A survey conducted by the Indo‑German Chamber of Commerce has shown that German companies hold a positive long‑term view of the Indian market. At the same time they see areas of concern regarding the ease of doing business – too much red tape, infrastructure hurdles, corruption, lack of skilled labour, tax disputes. Land acquisition problems as well as tax and customs issues need to be resolved in order to encourage further investment. The introduction of a countrywide Goods and Services Tax would be a big step forward. A reliable legal and administrative framework is indispensable for German companies in India. I believe that Prime Minister Modi’s Government is heading in the right direction.
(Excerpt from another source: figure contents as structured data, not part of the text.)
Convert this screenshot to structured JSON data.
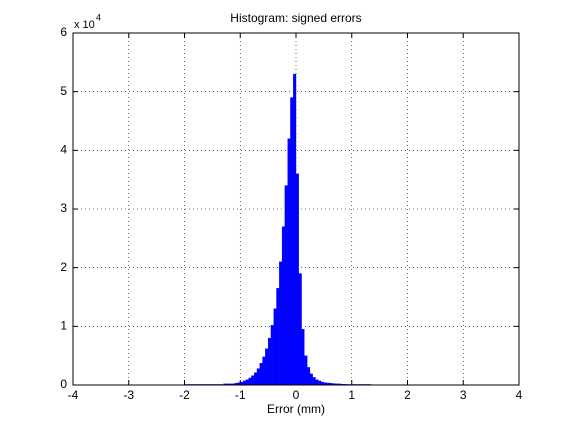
{
  "chart_data": {
    "type": "histogram",
    "title": "Histogram: signed errors",
    "xlabel": "Error (mm)",
    "y_scale_label": "x 10",
    "y_scale_exponent": "4",
    "bins": [
      -2,
      -1.95,
      -1.9,
      -1.85,
      -1.8,
      -1.75,
      -1.7,
      -1.65,
      -1.6,
      -1.55,
      -1.5,
      -1.45,
      -1.4,
      -1.35,
      -1.3,
      -1.25,
      -1.2,
      -1.15,
      -1.1,
      -1.05,
      -1,
      -0.95,
      -0.9,
      -0.85,
      -0.8,
      -0.75,
      -0.7,
      -0.65,
      -0.6,
      -0.55,
      -0.5,
      -0.45,
      -0.4,
      -0.35,
      -0.3,
      -0.25,
      -0.2,
      -0.15,
      -0.1,
      -0.05,
      0,
      0.05,
      0.1,
      0.15,
      0.2,
      0.25,
      0.3,
      0.35,
      0.4,
      0.45,
      0.5,
      0.55,
      0.6,
      0.65,
      0.7,
      0.75,
      0.8,
      0.85,
      0.9,
      0.95,
      1,
      1.05,
      1.1,
      1.15,
      1.2,
      1.25,
      1.3,
      1.35
    ],
    "values": [
      0.01,
      0.01,
      0.01,
      0.01,
      0.01,
      0.01,
      0.01,
      0.01,
      0.01,
      0.01,
      0.01,
      0.01,
      0.01,
      0.01,
      0.02,
      0.02,
      0.02,
      0.02,
      0.03,
      0.04,
      0.05,
      0.07,
      0.09,
      0.12,
      0.16,
      0.21,
      0.28,
      0.37,
      0.48,
      0.62,
      0.8,
      1.02,
      1.3,
      1.65,
      2.1,
      2.7,
      3.4,
      4.2,
      4.9,
      5.3,
      3.6,
      1.9,
      0.95,
      0.5,
      0.3,
      0.19,
      0.13,
      0.09,
      0.07,
      0.05,
      0.04,
      0.035,
      0.03,
      0.025,
      0.02,
      0.02,
      0.015,
      0.015,
      0.01,
      0.01,
      0.01,
      0.01,
      0.01,
      0.01,
      0.01,
      0.01,
      0.01
    ],
    "color": "#0000ff",
    "xlim": [
      -4,
      4
    ],
    "ylim": [
      0,
      6
    ],
    "xticks": [
      -4,
      -3,
      -2,
      -1,
      0,
      1,
      2,
      3,
      4
    ],
    "yticks": [
      0,
      1,
      2,
      3,
      4,
      5,
      6
    ],
    "grid": true
  }
}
How severely did New Delhi’s flip‑flop on the teaching of German in Indian schools hurt cultural relations between the two countries?
I’m absolutely convinced that both Indians and Germans will profit if more Indians have German language skills. We respect the decision of the Indian Government to introduce German as an additional language. Since, in a globalised world, it is essential to speak foreign languages, I hope that many more Indians will opt for German as an additional language in the future.
What do you expect from Prime Minister Narendra Modi during the Paris climate change summit?
India is a key player in the UNFCCC negotiations: India’s share in global greenhouse gas emissions today is about 5.7 percent and it is bound to further increase considerably in the years to come. At the same time, India is one of the countries that are most vulnerable to the effects of climate change. The national policies, especially regarding adaptation, are remarkable.
Of course we see the responsibility of industrialised countries to mitigate greenhouse gases and support others in adapting to the effects of climate change. The EU has submitted an ambitious and fair INDC. In addition, Germany has agreed to increase its public climate finance by 100 percent by 2020.
At the same time we need to see that climate change is a global threat that industrialised countries cannot combat alone. All countries, especially major emitters, will have to play their part in this endeavour.